In its list of the six fund picks for the new year, research director Juliet Schooling Latter says despite property being “a dirty word” due to the fallout post-Brexit, the asset class remains a valuable choice for investors.
Richard Kirby, manager of the F&C Commercial Property Trust (FCPT), notes that pricing of core properties has held up and surpassed pre-Brexit levels, particularly in the industrial and logistics sectors. These properties typically provide a secure long-term income with fixed uplifts.
“I sold a building in December in Soho for a price in excess of any historic value over a holding period” Kirby added. He encountered ‘stiff competition’ bidding for core properties at the end of last year, suggesting that demand remains strong. The outlook in 2017, particularly once the UK triggers Article 50, depends on the view you take about the likely impact on the UK economy.
Jason Hollands at Tilney Bestinvest argues that the period of maximum uncertainty has already passed.
He says “Brexit undoubtedly poses headwinds for parts of the commercial property market. The area facing the greatest challenge is arguably the City of London office market.” But he adds, “parts of the market appear to be beneficiaries from the most visible impact of the Brexit vote so far, weaker sterling – making the UK a more attractive destination for shopping and tourism, and benefiting UK exporters.”

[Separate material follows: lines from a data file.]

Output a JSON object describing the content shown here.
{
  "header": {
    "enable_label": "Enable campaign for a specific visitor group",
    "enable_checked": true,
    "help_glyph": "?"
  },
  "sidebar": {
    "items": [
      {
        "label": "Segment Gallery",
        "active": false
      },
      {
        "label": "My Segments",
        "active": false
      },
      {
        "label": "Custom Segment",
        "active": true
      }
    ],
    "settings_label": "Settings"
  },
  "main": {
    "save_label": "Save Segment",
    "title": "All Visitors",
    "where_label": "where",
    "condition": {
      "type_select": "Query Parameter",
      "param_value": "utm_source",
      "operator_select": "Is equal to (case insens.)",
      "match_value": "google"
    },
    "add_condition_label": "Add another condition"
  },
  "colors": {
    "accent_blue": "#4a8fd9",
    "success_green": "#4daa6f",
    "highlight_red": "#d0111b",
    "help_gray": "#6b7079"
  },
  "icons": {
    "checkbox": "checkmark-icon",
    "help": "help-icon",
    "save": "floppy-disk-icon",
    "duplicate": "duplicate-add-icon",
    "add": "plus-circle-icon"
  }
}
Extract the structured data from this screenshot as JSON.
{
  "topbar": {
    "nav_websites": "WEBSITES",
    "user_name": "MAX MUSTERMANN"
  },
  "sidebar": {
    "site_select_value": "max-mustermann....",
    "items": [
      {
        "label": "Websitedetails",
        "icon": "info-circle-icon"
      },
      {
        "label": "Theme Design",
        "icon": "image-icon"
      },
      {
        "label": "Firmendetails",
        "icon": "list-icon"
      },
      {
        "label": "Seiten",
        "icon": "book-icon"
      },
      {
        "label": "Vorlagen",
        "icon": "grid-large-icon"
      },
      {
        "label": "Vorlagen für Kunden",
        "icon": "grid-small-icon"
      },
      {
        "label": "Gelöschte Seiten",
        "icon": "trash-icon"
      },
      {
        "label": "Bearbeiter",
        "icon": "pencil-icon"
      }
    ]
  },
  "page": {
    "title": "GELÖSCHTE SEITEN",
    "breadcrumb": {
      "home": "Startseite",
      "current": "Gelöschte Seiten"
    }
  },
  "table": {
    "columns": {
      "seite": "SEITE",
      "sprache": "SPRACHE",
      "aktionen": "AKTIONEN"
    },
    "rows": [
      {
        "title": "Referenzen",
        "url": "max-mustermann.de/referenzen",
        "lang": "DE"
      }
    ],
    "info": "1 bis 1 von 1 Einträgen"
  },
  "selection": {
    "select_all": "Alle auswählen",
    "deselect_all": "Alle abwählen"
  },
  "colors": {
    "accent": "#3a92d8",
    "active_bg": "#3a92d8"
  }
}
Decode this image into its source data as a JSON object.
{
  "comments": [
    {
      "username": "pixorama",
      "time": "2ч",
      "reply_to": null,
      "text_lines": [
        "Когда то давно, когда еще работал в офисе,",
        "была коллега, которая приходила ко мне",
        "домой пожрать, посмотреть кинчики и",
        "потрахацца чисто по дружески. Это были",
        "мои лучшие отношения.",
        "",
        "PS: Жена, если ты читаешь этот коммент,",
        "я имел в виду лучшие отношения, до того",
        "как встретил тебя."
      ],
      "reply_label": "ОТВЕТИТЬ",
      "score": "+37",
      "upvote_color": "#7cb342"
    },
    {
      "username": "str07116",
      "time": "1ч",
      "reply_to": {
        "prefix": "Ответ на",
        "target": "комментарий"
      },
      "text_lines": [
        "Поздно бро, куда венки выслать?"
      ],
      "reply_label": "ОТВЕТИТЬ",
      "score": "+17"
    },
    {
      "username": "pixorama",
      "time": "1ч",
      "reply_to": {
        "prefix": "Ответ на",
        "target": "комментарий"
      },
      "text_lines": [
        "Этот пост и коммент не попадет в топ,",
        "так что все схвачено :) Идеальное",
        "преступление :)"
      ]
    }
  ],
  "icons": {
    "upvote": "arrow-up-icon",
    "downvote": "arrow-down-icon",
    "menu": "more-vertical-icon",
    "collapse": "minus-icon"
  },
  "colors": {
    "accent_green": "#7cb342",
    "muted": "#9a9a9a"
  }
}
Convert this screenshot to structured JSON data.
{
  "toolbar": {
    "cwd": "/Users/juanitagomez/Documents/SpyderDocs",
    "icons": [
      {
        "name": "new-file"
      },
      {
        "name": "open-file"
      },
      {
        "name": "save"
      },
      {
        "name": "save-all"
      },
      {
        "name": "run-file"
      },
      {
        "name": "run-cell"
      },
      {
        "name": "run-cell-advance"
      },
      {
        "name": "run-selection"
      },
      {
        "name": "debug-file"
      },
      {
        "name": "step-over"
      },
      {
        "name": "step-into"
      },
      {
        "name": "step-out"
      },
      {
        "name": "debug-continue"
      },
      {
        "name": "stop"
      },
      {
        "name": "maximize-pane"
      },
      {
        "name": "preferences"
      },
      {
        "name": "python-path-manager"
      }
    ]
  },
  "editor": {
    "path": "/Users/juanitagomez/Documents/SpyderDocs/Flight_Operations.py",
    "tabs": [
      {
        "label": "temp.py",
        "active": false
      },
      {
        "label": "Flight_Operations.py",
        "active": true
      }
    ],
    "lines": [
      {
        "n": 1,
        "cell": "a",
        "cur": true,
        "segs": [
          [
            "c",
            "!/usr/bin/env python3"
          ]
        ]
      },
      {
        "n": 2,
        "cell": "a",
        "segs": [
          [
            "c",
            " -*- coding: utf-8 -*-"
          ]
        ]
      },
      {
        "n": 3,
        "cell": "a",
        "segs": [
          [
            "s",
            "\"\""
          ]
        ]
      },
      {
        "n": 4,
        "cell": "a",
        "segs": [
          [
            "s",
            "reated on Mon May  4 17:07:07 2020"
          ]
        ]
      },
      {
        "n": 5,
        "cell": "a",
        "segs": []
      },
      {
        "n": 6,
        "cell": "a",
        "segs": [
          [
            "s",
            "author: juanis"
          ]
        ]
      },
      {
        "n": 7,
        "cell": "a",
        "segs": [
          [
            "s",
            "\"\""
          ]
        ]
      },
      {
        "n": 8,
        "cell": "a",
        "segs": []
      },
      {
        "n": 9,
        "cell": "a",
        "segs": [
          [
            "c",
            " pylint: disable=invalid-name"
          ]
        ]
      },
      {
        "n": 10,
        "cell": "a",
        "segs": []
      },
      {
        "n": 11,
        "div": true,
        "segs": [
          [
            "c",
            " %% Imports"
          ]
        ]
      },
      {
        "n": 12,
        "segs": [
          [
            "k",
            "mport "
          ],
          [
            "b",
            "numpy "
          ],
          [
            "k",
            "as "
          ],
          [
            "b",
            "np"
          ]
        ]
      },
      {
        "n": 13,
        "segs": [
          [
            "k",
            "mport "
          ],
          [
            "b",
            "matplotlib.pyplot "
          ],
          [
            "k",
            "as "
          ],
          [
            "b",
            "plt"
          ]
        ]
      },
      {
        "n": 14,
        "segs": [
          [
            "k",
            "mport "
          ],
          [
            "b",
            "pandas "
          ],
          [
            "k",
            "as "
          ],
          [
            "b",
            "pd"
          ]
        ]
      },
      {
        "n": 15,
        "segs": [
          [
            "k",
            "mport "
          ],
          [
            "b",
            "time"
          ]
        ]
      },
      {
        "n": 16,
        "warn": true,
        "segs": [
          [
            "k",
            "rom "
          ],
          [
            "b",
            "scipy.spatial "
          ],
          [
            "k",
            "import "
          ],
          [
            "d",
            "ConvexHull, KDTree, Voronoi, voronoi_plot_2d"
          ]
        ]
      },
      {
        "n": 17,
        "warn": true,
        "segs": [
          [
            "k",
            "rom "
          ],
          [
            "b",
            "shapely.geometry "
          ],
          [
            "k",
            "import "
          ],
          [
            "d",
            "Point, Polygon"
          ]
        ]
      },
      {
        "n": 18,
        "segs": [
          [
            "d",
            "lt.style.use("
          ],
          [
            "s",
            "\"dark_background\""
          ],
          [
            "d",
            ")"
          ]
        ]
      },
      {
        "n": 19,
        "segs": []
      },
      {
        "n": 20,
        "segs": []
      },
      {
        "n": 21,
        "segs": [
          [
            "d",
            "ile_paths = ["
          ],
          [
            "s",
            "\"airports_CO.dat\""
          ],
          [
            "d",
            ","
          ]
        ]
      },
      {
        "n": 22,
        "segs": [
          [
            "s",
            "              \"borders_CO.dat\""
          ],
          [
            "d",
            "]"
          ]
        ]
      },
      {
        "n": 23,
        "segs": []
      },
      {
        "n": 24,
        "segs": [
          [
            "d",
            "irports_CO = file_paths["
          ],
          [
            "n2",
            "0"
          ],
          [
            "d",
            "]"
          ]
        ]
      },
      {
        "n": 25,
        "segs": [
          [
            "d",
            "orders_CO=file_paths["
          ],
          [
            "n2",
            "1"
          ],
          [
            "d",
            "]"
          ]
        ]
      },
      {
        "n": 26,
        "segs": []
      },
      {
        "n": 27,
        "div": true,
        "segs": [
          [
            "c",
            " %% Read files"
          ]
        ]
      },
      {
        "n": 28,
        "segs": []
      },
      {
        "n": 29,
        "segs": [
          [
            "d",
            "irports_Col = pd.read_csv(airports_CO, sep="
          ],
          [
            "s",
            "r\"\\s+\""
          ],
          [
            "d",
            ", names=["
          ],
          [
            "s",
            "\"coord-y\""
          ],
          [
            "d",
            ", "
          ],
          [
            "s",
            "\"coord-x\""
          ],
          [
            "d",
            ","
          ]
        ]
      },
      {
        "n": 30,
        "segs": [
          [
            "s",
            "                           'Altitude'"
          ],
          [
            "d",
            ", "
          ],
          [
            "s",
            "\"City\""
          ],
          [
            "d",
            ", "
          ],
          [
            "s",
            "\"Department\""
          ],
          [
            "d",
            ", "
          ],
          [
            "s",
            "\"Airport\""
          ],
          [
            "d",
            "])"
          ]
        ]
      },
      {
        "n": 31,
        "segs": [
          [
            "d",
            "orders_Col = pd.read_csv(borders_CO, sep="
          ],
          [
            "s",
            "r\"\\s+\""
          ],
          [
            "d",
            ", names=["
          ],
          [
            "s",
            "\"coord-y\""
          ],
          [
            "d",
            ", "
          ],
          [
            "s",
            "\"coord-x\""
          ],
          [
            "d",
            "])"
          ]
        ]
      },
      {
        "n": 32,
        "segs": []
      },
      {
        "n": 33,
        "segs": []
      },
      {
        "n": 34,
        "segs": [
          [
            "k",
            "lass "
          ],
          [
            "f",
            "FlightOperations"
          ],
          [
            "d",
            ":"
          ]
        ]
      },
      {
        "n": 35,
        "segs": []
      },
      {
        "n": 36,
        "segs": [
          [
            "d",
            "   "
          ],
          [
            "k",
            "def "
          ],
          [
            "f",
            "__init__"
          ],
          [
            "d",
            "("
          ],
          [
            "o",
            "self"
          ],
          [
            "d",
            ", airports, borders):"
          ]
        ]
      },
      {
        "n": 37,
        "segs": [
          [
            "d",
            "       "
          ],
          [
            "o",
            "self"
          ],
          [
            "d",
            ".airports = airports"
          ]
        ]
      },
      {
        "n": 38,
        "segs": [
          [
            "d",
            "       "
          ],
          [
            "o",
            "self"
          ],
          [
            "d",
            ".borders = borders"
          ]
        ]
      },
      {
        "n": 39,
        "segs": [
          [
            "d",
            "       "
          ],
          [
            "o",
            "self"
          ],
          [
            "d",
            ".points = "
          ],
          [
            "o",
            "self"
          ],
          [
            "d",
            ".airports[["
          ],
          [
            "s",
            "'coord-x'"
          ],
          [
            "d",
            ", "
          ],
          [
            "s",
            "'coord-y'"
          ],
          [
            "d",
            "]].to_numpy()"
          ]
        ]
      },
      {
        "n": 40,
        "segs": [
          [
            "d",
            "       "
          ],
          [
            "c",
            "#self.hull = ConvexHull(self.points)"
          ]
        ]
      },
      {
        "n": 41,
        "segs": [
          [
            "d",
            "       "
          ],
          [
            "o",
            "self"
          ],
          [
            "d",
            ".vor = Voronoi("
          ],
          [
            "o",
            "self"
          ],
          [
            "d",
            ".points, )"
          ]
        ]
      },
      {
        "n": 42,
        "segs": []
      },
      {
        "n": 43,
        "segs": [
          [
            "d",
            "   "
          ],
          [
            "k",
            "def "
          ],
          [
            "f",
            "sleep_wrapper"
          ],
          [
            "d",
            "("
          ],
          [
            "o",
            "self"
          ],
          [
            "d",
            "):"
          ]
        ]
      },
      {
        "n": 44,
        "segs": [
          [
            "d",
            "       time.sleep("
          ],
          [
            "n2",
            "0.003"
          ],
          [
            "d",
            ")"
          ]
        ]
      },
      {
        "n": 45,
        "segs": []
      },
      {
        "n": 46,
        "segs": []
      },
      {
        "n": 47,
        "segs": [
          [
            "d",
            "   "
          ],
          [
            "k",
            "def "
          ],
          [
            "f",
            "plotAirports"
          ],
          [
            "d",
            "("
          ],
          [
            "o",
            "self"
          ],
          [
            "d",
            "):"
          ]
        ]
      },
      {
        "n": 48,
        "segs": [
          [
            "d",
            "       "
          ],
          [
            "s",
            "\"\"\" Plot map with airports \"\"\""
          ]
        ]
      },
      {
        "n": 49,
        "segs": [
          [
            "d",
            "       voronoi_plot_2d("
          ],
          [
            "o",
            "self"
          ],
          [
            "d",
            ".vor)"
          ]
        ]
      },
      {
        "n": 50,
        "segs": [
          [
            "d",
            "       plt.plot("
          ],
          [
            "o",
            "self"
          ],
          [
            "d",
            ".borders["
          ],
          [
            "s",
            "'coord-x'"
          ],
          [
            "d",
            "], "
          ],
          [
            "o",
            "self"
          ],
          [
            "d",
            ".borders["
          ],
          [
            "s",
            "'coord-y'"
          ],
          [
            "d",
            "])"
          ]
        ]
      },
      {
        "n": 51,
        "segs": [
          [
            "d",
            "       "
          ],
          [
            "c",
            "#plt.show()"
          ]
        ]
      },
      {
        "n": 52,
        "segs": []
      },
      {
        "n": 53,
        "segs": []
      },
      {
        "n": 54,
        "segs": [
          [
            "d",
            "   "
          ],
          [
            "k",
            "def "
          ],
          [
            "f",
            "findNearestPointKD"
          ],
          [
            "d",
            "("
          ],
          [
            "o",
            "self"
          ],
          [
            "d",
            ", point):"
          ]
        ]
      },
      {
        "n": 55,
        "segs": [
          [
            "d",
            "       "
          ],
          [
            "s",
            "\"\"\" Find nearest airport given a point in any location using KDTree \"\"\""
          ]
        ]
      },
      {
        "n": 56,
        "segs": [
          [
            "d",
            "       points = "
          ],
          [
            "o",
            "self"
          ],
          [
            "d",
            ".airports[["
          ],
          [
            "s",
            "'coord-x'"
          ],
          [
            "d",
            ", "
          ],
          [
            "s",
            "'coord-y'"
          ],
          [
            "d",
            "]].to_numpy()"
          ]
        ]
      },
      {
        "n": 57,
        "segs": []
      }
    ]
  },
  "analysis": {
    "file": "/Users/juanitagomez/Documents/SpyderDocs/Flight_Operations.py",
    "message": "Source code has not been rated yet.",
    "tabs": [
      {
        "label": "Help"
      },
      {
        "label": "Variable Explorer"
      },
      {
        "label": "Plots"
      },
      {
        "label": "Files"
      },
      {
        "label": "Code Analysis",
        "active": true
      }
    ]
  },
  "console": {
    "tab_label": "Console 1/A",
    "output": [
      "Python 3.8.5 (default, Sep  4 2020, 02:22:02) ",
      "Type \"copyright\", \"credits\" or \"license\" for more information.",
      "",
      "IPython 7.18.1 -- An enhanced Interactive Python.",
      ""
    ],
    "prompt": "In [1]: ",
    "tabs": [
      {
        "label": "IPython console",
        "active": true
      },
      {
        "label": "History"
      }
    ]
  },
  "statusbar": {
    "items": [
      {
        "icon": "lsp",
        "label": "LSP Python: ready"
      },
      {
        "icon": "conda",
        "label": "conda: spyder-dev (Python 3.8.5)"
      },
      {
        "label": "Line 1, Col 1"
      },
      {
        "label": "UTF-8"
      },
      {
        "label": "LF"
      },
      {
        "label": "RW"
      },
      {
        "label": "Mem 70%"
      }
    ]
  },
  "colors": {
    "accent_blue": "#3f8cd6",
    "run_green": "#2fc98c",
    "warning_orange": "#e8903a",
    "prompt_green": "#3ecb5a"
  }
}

DMZ thinks there are also other options investors could consider if they do not want to invest directly with a fund. The iShares UK Property UCITS ETF (Exchange Traded Fund) is an electronically traded fund managed by BlackRock that has holdings in all the main real estate investment trusts quoted on the London Stock Exchange.
Alternatively, the iShares MSCI Target UK Real Estate UCITS ETF aims to provide a risk and return ratio similar to physical real estate. Both ETF’s had slow growth in 2016 but are showing serious signs of huge improvement potential in 2017.